Final Fantasy V: Dawn Warriors

I’ve made my way back to Galuf’s castle. It turns out he’s a king on this planet. I thought at first that this was another piece of his backstory that I had missed or misinterpreted somehow, and I was relieved to discover that it was news to the rest of the player characters as well. Another flashback filled in more details: the reason that Galuf and his comrades — “The Dawn Warriors”, as their PR department calls them — imprisoned X-Death where they did is simply because that’s where they defeated him, and they had to do something about him right there before he came back to life.

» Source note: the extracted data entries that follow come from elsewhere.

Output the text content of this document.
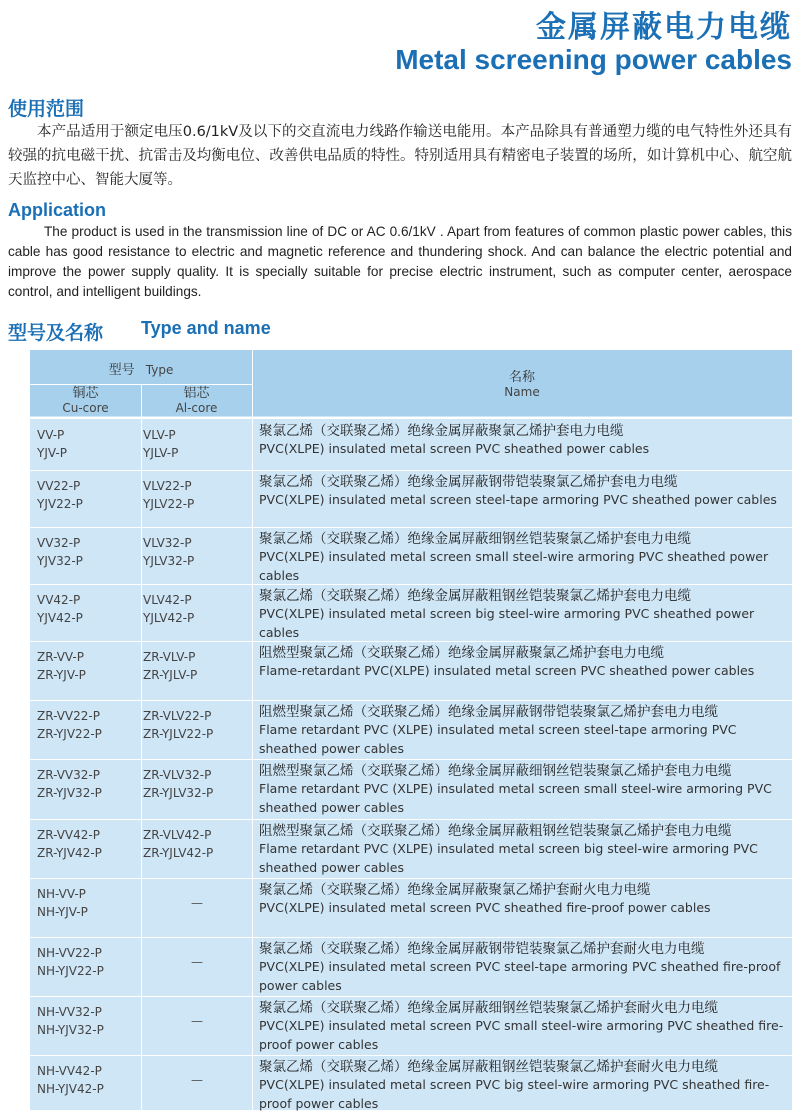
金属屏蔽电力电缆
Metal screening power cables
使用范围
本产品适用于额定电压0.6/1kV及以下的交直流电力线路作输送电能用。本产品除具有普通塑力缆的电气特性外还具有较强的抗电磁干扰、抗雷击及均衡电位、改善供电品质的特性。特别适用具有精密电子装置的场所，如计算机中心、航空航天监控中心、智能大厦等。
Application
The product is used in the transmission line of DC or AC 0.6/1kV . Apart from features of common plastic power cables, this cable has good resistance to electric and magnetic reference and thundering shock. And can balance the electric potential and improve the power supply quality. It is specially suitable for precise electric instrument, such as computer center, aerospace control, and intelligent buildings.
型号及名称 Type and name
型号 Type
铜芯
Cu-core
铝芯
Al-core
名称
Name
VV-P
YJV-P
VLV-P
YJLV-P
聚氯乙烯（交联聚乙烯）绝缘金属屏蔽聚氯乙烯护套电力电缆
PVC(XLPE) insulated metal screen PVC sheathed power cables
VV22-P
YJV22-P
VLV22-P
YJLV22-P
聚氯乙烯（交联聚乙烯）绝缘金属屏蔽钢带铠装聚氯乙烯护套电力电缆
PVC(XLPE) insulated metal screen steel-tape armoring PVC sheathed power cables
VV32-P
YJV32-P
VLV32-P
YJLV32-P
聚氯乙烯（交联聚乙烯）绝缘金属屏蔽细钢丝铠装聚氯乙烯护套电力电缆
PVC(XLPE) insulated metal screen small steel-wire armoring PVC sheathed power cables
VV42-P
YJV42-P
VLV42-P
YJLV42-P
聚氯乙烯（交联聚乙烯）绝缘金属屏蔽粗钢丝铠装聚氯乙烯护套电力电缆
PVC(XLPE) insulated metal screen big steel-wire armoring PVC sheathed power cables
ZR-VV-P
ZR-YJV-P
ZR-VLV-P
ZR-YJLV-P
阻燃型聚氯乙烯（交联聚乙烯）绝缘金属屏蔽聚氯乙烯护套电力电缆
Flame-retardant PVC(XLPE) insulated metal screen PVC sheathed power cables
ZR-VV22-P
ZR-YJV22-P
ZR-VLV22-P
ZR-YJLV22-P
阻燃型聚氯乙烯（交联聚乙烯）绝缘金属屏蔽钢带铠装聚氯乙烯护套电力电缆
Flame retardant PVC (XLPE) insulated metal screen steel-tape armoring PVC sheathed power cables
ZR-VV32-P
ZR-YJV32-P
ZR-VLV32-P
ZR-YJLV32-P
阻燃型聚氯乙烯（交联聚乙烯）绝缘金属屏蔽细钢丝铠装聚氯乙烯护套电力电缆
Flame retardant PVC (XLPE) insulated metal screen small steel-wire armoring PVC sheathed power cables
ZR-VV42-P
ZR-YJV42-P
ZR-VLV42-P
ZR-YJLV42-P
阻燃型聚氯乙烯（交联聚乙烯）绝缘金属屏蔽粗钢丝铠装聚氯乙烯护套电力电缆
Flame retardant PVC (XLPE) insulated metal screen big steel-wire armoring PVC sheathed power cables
NH-VV-P
NH-YJV-P
—
聚氯乙烯（交联聚乙烯）绝缘金属屏蔽聚氯乙烯护套耐火电力电缆
PVC(XLPE) insulated metal screen PVC sheathed fire-proof power cables
NH-VV22-P
NH-YJV22-P
—
聚氯乙烯（交联聚乙烯）绝缘金属屏蔽钢带铠装聚氯乙烯护套耐火电力电缆
PVC(XLPE) insulated metal screen PVC steel-tape armoring PVC sheathed fire-proof power cables
NH-VV32-P
NH-YJV32-P
—
聚氯乙烯（交联聚乙烯）绝缘金属屏蔽细钢丝铠装聚氯乙烯护套耐火电力电缆
PVC(XLPE) insulated metal screen PVC small steel-wire armoring PVC sheathed fire-proof power cables
NH-VV42-P
NH-YJV42-P
—
聚氯乙烯（交联聚乙烯）绝缘金属屏蔽粗钢丝铠装聚氯乙烯护套耐火电力电缆
PVC(XLPE) insulated metal screen PVC big steel-wire armoring PVC sheathed fire-proof power cables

Now, these Dawn Warriors were a group of four, much like the current party. For the first time in the series, there’s a sense that the player’s position is not unique, that the previous generation had their version of this story — a Pre-final Fantasy, if you will (Midterm Fantasy, maybe?) — and that the story is partly about coming of age, filling the shoes of those who came before you and living up to their standards. When you think about it, it’s an appropriate theme for an RPG with mechanics based around improving your characters. FF8 does something similar.

As if to drive the point home, it turns out that one of the Dawn Warriors, the late Dorgan, was the viewpoint character’s father. This gives certain NPCs an opportunity to say admiring things about him and then conclude with “He would have been proud of you” or similar, just like whenever Dumbledore talks about James Potter. In particular, I’ve got this treatment from the two other remaining Dawn Warriors, Kelga and Zeza.

Kelga is a werewolf — werewolves are good guys in this game, there’s a whole town full of them. He’s too ill to have much to do with the new fight against X-Death, and will more than likely die before the game is over. Zeza, on the other hand, leads the offensive against X-Death’s new domain. It’s surrounded by an impenetrable force field, but Zeza knows a secret way in, through a cave that’s only accessible by submarine.

This is the point where I really started to think that everything that seemed new and different about FF7 was already present in FF5. FF7 was the point where the designers seemed to suddenly realize that
Fantasy does not have to imply Pseudo-Medieval. Sure, it still had swords and spells and dragons, but it was also full of guns and helicopters and neon-lit cityscapes. FF8 went so far as to declare that all magic was really manifestations of psi power, and put you in a world with roughly 1940’s fashions and customs (except in one country where it was more like Star Trek fashions and customs.) In FF5, people wear standard fantasy robes and live in standard fantasy castles, but this is but a veneer over advanced industrial technology. There’s always been a bit of high tech in the series — FF1 had a “castle in the sky” that turned out to be a space station populated by robots 1I always thought that the robots in FF1 looked a lot like those in Miyazaki’s Castle in the Sky, AKA Laputa, which was released in Japan while FF1 was in development., and FF4 involved a trip to the moon — but that stuff has generally been more like an anomaly in a mostly stock-fantasy world, and a relic of Vancian lost civilizations besides. In FF5, people are building submarines and steamships and force-field generators, even though they evidently haven’t discovered gunpowder.

1 I always thought that the robots in FF1 looked a lot like those in Miyazaki’s Castle in the Sky, AKA Laputa, which was released in Japan while FF1 was in development.

1 Comment so far

  1. malkav11 on 10 Dec 2007

    This is one of my favorite things about the later FF games. Fantasy with airships and cannons and submarines and such is much more exciting than the very generic fantasy that the earlier games present. (It’s also why I like the Shin Megami Tensei games so much. They’re not as fantasy-oriented as the FF games…more horror, if anything. But there’s still that impingement of weird magical elements into various otherwise fairly real-world settings.)